Booker Ervin, Pony Poindexter, Larry Young

Gumbo!

BY David DacksPublished Mar 1, 2000

Everything about the appearance of this reissue screams "cheap knockoff," although one could say that the original soul-jazz by-the-numbers Fantasy/Prestige releases of the '60s and '70s were cheap knockoffs to start with. For starters, the graphics are strictly budget-minded. As well, although celebrated Mingus sideman Booker Ervin is given top billing, these are Pony Poindexter's sessions. Poindexter, an alto and soprano saxophonist, is hardly a celebrated figure in jazz. Perhaps he should be better known because Gumbo! is an excellent album from 1963. Poindexter originally hailed from New Orleans, and polyrhythms abound on this eight-song suite. Poindexter's lyrical, melodic style combines well with Ervin's gutbucket soul wailing.
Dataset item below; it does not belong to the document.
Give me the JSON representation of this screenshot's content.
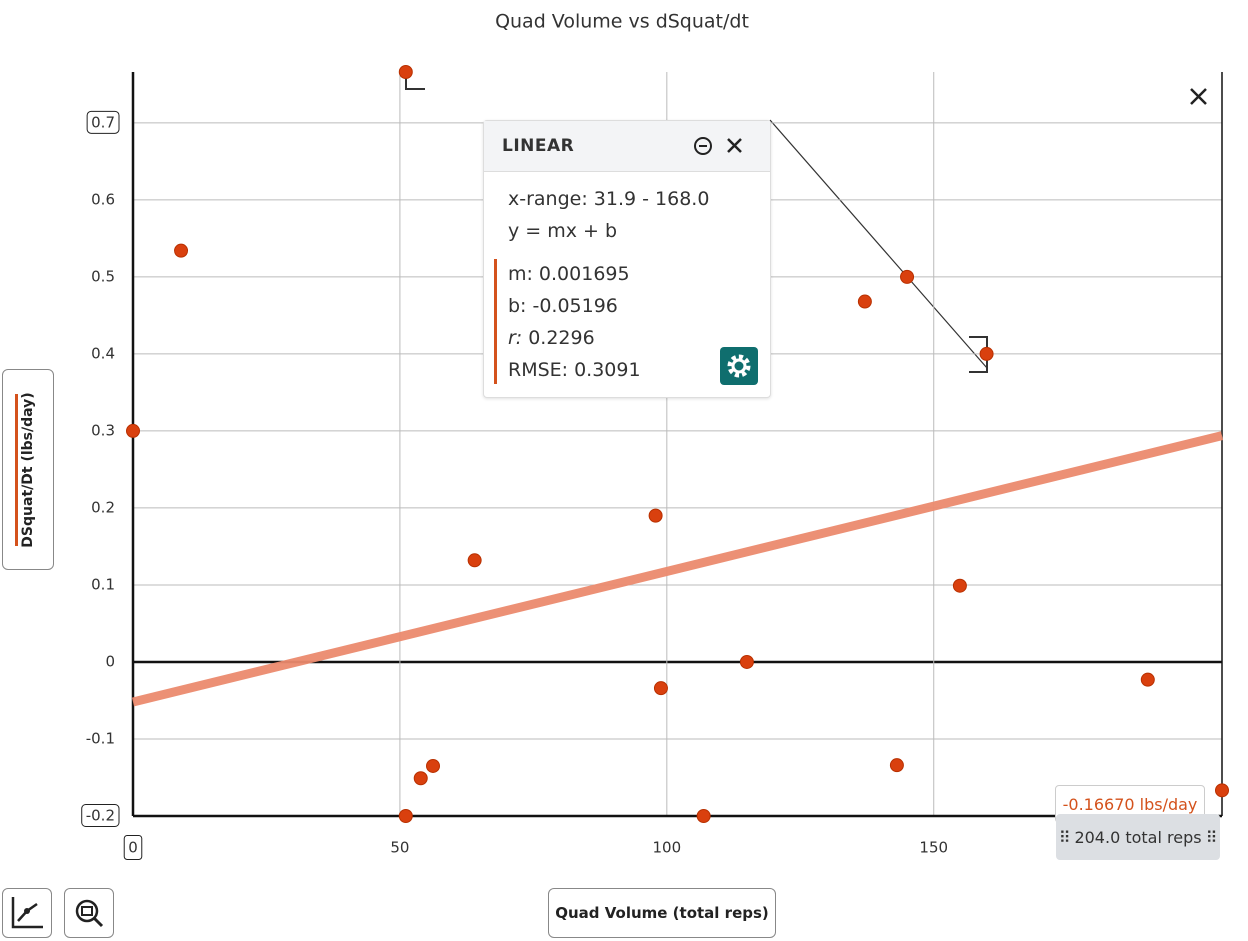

The songwriting, too, is very strong - aspects of New Orleans collective improvisation are balanced with punchy, African-tinged riffs, recalling Randy Weston. The latter tracks on this CD feature a quartet with Ervin and Larry Young as sidemen. These songs are mostly covers of standards, but Young, at the age of 23, is already staking a claim to being the most original organist of the '60s. His unique timbres and approaches to composing bass parts with Poindexter's melodic sense elevates the mellowness of these selections to fine, laid-back soulfulness in the Stanley Turrentine mode.